No more water licences: Almond Board calls for moratorium

May 20, 2019 | 5 Min read
A moratorium should prevent the issue of any new water licences for new developments in the southern Murray Darling Basin states until a review has been completed into the river system's ability to meet current demands, the peak body for Australia's fast-growing almond industry says.

Surging water prices and new developments tapping water from the country's largest river, along with a severe drought, is straining the river that suffered high-profile environmental collapses such as the deaths of thousands of fish earlier this year.

The crisis has prompted the Almond Board of Australia to call for a halt on new entitlements until natural resources managers in NSW, Victoria and SA could reconcile the demands and ability of the system to provide the water that was actually needed.

"Each State and region wants development in their area, but unlimited expansion could jeopardise supply surety for all southern Basin irrigators and continue to drive up prices for permanent entitlement and allocation water on the market," board chief executive Ross Skinner said.

Prices have surged. Victorian Murray High Reliability Water Shares in Zone 7 – where much of the development has occurred – are now trading at $5250 per megalitre, nearly double the $2650 of two years ago, figures from agricultural consultancy Aither show.

"The new developments and land use changes have been a big driver of entitlement price growth," Aither director said Chris Olszak said.

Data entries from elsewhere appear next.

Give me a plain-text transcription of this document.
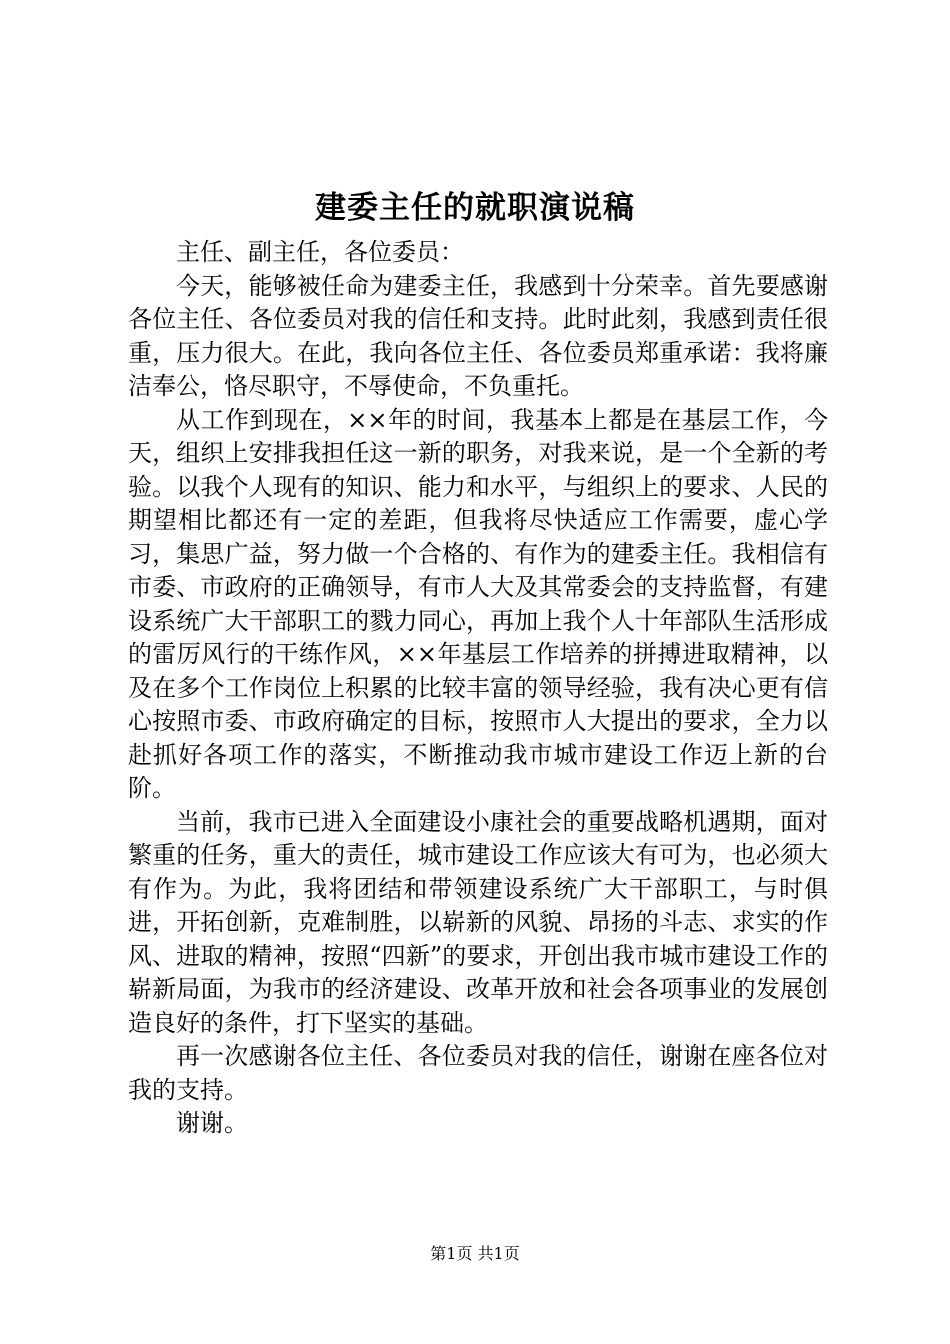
建委主任的就职演说稿

主任、副主任，各位委员：

今天，能够被任命为建委主任，我感到十分荣幸。首先要感谢各位主任、各位委员对我的信任和支持。此时此刻，我感到责任很重，压力很大。在此，我向各位主任、各位委员郑重承诺：我将廉洁奉公，恪尽职守，不辱使命，不负重托。

从工作到现在，××年的时间，我基本上都是在基层工作，今天，组织上安排我担任这一新的职务，对我来说，是一个全新的考验。以我个人现有的知识、能力和水平，与组织上的要求、人民的期望相比都还有一定的差距，但我将尽快适应工作需要，虚心学习，集思广益，努力做一个合格的、有作为的建委主任。我相信有市委、市政府的正确领导，有市人大及其常委会的支持监督，有建设系统广大干部职工的戮力同心，再加上我个人十年部队生活形成的雷厉风行的干练作风，××年基层工作培养的拼搏进取精神，以及在多个工作岗位上积累的比较丰富的领导经验，我有决心更有信心按照市委、市政府确定的目标，按照市人大提出的要求，全力以赴抓好各项工作的落实，不断推动我市城市建设工作迈上新的台阶。

当前，我市已进入全面建设小康社会的重要战略机遇期，面对繁重的任务，重大的责任，城市建设工作应该大有可为，也必须大有作为。为此，我将团结和带领建设系统广大干部职工，与时俱进，开拓创新，克难制胜，以崭新的风貌、昂扬的斗志、求实的作风、进取的精神，按照“四新”的要求，开创出我市城市建设工作的崭新局面，为我市的经济建设、改革开放和社会各项事业的发展创造良好的条件，打下坚实的基础。

再一次感谢各位主任、各位委员对我的信任，谢谢在座各位对我的支持。

谢谢。

第1页 共1页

Part of the increased demand on the troubled Murray Darling Basin has been driven by the rapid expansion of the almond industry itself, which has surged from 5000 hectares in the early 2000s to about 45,000 hectares today.

Paul Thompson, the managing director of ASX-listed almond grower Select Harvests Group. said the move should not be seen as trying to protect the established industry from greater competition.

Other industries also share concerns about a system in which the states issue water entitlements with little co-ordination between them, and in which there is no overarching control over the water market or analysis whether the physical constraints of the river allowed it to actually deliver the volume of water licensees might be entitled to draw.

"Ultimately the market will sort this out, but from the Almond Board's position and our position, do we really want to see a train wreck before the market works it out?" said Ricegrowers' Association of Australia president Jeremy Morton.

"There's a balance between completely laissez-faire and a market with a bit of regulation to guide it."

Cotton Australia also agreed there was a problem. "The Almond Board of Australia has illustrated a legitimate concern and Cotton Australia believes there is cause for a review into whether a moratorium is required," a spokeswoman said.

The Almond Board call – the week before the federal election – was not intended as a political move, Mr Skinner said.

But it will be an issue for the incoming federal minister, who has the task of convening the next Ministerial Council with state and territory water ministers. The council, which generally meets twice-yearly, last met in December.

"The Australian water market is one of the better ones in the world," Mr Thompson said. "It needs to be modernised. Fundamentally it's OK, but it does suffer from some of the pains of federation. It does create challenges when all you're trying to do is grow nuts."

"The reality is we're talking one of Australia's national resources," Mr Thompson said. "If someone took that stance, they're being far too cynical."